Fig. 5. Final RP-HPLC purification of attractin from albumen gland extracts of four species. (A) A. brasiliana attractin. (B) A. vaccaria attractin. (C) A. fasciata attractin. (D) A. depilans attractin. Albumen glands were removed from A. brasiliana, A. vaccaria, A. fasciata, and A. depilans, frozen on dry ice, and subsequently extracted at 4°C in 0.1% heptafluorobutyric acid (HFBA) using a Polytron homogenizer and sonicated. The extract was centrifuged for 20 min at 48,000 ´g (4°C), and the supernatant was purified on C18 Sep-Pak Vac cartridges (Waters). Peptides were eluted with 50% acetonitrile/0.1% HFBA and lyophilized. The lyophilizate was resuspended in 0.1% HFBA and applied to a semipreparative Vydac C18 RP-HPLC column (10 × 250 mm). The column was eluted with a two-step linear gradient of 0.1% HFBA and 100% acetonitrile/0.1% HFBA (0 to 10% acetonitrile/0.1% HFBA in 5 min; 10 to 34% acetonitrile/0.1% HFBA in 85 min). The column eluate was monitored by absorbance at 215 nm, and 1-min (1.75-ml) fractions were collected. For chemical characterization studies, fractions containing attractin were pooled, lyophilized, reduced with 2-mercaptoethanol, alkylated with 4-vinylpyridine, and purified on an analytical Vydac C18 RP-HPLC column (4.6 × 250 mm), and 1-min (1-ml) fractions were collected. The same gradient conditions were used, except that 0.1% trifluoroacetic acid (TFA) was the counter-ion. Fractions indicated by solid bars were characterized by sequence analysis and used for endoproteinase Glu-C, endoproteinase Lys-C, and CNBr digestion. For bioassays, fractions containing A. californica or A. vaccaria attractin were not reduced and alkylated.

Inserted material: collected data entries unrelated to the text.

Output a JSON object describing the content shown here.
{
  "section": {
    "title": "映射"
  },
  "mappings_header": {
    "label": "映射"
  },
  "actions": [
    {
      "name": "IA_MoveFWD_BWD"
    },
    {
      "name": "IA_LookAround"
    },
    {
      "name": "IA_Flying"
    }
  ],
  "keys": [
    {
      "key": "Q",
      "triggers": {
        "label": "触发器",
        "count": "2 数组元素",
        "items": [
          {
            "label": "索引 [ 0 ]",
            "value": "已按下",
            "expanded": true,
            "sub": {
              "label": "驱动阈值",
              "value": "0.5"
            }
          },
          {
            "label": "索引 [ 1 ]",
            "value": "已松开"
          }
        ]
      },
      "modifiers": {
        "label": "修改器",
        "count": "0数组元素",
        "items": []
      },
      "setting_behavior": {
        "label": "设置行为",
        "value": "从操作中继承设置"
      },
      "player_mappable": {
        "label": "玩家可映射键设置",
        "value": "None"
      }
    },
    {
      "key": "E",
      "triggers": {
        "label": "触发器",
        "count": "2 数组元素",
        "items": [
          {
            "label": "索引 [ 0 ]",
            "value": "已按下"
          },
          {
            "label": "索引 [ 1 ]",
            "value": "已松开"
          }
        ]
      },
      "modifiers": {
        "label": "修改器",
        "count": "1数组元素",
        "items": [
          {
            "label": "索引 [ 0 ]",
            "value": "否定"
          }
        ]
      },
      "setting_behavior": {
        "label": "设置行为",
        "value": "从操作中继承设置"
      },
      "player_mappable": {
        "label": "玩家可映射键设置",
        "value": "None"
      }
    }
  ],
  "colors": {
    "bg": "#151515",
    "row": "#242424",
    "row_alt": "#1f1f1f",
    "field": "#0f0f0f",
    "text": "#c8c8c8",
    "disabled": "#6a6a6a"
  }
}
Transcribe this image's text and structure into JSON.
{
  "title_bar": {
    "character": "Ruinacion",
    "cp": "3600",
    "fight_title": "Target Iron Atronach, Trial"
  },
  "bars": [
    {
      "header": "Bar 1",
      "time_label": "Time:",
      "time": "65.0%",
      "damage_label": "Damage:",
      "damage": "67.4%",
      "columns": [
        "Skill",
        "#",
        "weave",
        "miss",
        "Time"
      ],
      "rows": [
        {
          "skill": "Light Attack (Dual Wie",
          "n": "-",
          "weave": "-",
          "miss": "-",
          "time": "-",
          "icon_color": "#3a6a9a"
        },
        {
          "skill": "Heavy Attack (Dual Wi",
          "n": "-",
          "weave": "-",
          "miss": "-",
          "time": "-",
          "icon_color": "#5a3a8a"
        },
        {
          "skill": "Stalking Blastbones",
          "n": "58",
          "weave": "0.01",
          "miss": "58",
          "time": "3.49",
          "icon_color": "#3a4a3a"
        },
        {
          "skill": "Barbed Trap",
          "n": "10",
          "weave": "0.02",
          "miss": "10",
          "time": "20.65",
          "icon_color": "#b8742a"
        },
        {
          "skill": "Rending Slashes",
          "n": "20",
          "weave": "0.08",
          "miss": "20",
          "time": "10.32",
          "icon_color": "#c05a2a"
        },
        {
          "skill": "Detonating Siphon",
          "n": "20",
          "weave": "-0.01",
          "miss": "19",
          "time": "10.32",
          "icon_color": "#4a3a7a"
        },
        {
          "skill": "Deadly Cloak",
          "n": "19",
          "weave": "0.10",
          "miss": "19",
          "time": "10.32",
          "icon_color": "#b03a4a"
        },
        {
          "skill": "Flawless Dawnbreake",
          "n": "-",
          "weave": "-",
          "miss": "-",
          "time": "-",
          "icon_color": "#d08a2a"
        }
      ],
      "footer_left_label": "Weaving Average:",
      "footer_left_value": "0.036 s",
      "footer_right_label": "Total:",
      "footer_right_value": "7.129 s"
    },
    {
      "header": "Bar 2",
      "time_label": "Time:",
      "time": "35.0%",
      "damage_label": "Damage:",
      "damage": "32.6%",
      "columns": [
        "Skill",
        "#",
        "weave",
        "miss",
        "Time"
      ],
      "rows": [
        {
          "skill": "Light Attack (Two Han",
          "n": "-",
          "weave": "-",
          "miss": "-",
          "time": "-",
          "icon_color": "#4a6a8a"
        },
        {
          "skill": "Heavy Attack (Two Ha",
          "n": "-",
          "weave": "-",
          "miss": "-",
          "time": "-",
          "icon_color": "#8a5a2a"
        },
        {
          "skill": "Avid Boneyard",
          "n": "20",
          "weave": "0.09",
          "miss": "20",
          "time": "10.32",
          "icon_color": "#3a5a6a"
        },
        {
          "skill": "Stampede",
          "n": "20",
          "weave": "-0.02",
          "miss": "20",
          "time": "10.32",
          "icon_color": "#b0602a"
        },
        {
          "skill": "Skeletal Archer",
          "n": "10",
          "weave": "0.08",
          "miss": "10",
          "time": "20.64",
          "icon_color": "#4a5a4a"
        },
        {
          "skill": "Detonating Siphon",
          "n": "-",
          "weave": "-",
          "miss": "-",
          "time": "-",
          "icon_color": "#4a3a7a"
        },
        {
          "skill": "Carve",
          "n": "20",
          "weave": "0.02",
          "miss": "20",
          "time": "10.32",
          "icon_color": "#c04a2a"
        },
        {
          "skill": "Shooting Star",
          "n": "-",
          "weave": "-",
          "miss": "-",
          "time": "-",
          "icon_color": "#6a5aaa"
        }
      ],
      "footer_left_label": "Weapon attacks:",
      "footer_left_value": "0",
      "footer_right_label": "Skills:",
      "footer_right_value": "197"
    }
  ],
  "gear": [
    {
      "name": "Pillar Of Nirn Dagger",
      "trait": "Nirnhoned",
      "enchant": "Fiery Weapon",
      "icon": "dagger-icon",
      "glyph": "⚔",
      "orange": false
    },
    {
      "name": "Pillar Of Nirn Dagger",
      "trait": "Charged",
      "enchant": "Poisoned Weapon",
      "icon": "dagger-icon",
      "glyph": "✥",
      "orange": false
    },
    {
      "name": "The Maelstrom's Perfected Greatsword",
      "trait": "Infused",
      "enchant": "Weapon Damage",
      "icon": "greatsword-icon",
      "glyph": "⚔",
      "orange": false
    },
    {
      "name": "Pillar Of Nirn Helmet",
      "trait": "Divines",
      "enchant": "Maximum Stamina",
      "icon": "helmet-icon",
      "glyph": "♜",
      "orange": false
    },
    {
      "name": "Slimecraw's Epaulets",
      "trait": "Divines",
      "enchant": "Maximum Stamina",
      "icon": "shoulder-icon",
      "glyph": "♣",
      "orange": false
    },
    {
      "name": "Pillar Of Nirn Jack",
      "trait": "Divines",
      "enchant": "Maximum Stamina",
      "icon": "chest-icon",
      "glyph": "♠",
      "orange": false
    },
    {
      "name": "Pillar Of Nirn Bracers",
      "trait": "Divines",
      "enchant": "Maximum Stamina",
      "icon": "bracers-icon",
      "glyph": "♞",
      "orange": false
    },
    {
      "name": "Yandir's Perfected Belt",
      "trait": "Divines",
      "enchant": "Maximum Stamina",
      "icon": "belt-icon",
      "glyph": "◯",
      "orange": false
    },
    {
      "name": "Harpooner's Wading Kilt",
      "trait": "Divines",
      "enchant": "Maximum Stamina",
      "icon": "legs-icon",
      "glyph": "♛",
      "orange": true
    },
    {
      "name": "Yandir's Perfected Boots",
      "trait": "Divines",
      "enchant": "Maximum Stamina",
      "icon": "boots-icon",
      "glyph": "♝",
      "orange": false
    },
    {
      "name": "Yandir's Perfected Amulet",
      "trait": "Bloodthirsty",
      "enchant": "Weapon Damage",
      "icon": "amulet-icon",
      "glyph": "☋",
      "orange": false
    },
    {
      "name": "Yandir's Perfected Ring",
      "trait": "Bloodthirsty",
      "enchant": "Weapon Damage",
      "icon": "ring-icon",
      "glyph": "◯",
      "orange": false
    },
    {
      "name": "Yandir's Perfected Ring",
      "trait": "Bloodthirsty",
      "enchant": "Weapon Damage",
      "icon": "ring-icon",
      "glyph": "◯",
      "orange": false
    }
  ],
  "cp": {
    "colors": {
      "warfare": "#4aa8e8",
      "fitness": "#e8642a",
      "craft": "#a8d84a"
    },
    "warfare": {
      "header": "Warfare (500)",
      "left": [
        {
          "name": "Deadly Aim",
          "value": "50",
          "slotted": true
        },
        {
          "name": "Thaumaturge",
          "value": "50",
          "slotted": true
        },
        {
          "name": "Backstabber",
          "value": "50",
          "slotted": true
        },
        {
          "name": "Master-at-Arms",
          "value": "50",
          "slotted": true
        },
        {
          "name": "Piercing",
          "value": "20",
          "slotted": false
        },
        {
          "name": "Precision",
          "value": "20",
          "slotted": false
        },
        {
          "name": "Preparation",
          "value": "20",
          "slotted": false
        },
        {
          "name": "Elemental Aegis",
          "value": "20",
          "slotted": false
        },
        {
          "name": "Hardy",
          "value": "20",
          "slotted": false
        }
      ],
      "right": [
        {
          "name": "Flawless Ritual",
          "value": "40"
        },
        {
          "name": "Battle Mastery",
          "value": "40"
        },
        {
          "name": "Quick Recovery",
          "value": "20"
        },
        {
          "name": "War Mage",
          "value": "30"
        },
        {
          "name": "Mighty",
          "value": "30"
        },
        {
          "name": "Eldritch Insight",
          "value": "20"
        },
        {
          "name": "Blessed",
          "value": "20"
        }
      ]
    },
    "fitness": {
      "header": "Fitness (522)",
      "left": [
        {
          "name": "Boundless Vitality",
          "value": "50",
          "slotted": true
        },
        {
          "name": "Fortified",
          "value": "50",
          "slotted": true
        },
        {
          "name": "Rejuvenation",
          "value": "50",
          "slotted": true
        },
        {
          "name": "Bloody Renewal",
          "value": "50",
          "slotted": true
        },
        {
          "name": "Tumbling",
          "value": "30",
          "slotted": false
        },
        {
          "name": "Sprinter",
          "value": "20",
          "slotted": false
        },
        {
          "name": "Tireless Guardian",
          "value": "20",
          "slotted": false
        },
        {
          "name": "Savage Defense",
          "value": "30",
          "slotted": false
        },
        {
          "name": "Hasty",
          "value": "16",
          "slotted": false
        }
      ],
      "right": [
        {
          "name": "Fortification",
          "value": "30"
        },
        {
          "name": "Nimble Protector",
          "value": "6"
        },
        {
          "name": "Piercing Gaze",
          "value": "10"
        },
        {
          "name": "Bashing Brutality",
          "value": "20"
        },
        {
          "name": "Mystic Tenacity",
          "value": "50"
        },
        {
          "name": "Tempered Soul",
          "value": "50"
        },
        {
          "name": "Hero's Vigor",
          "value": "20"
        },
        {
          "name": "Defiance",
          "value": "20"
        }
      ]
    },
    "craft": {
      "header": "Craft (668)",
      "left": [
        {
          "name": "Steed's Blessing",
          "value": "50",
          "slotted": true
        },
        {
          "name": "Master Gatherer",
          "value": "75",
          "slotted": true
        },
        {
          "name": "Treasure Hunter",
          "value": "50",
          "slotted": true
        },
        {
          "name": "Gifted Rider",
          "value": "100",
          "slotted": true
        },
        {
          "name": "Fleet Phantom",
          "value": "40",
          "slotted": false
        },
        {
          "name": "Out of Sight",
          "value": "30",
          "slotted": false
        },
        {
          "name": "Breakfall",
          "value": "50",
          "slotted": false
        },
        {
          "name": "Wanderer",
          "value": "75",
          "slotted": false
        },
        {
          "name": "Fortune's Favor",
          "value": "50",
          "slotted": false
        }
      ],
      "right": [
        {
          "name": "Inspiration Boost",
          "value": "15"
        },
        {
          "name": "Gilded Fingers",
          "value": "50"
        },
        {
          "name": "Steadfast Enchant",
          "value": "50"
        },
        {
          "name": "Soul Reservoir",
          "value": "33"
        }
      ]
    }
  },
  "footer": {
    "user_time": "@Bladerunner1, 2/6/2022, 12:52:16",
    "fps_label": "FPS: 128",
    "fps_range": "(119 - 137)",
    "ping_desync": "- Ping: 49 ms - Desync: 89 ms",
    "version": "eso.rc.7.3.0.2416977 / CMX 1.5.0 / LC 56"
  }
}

Fig. 6. Mass spectrum of A. vaccaria attractin. The predicted mass position of reduced and alkylated full-length A. vaccaria attractin with six 4-vinylpyridines (6,199 + 636 = 6,835 Da) is indicated with an arrow. (Inset) A series of higher mass peaks with a spacing of 163 Da.
Fig. 7. RP-HPLC fractionation of A. brasiliana and A. vaccaria egg cordon eluates. (A) Eluate of A. brasiliana egg cordons (19 ml volume) laid by 14 animals. Fractions were eluted with a linear gradient of 0.1% HFBA and acetonitrile/0.1% HFBA, and the peak indicated by the solid bar was analyzed by N-terminal sequence analysis. (B) Eluate of A. vaccaria egg cordons (19 ml volume) laid by 10 animals. Fractions were eluted and pooled for N-terminal sequence analysis as in A.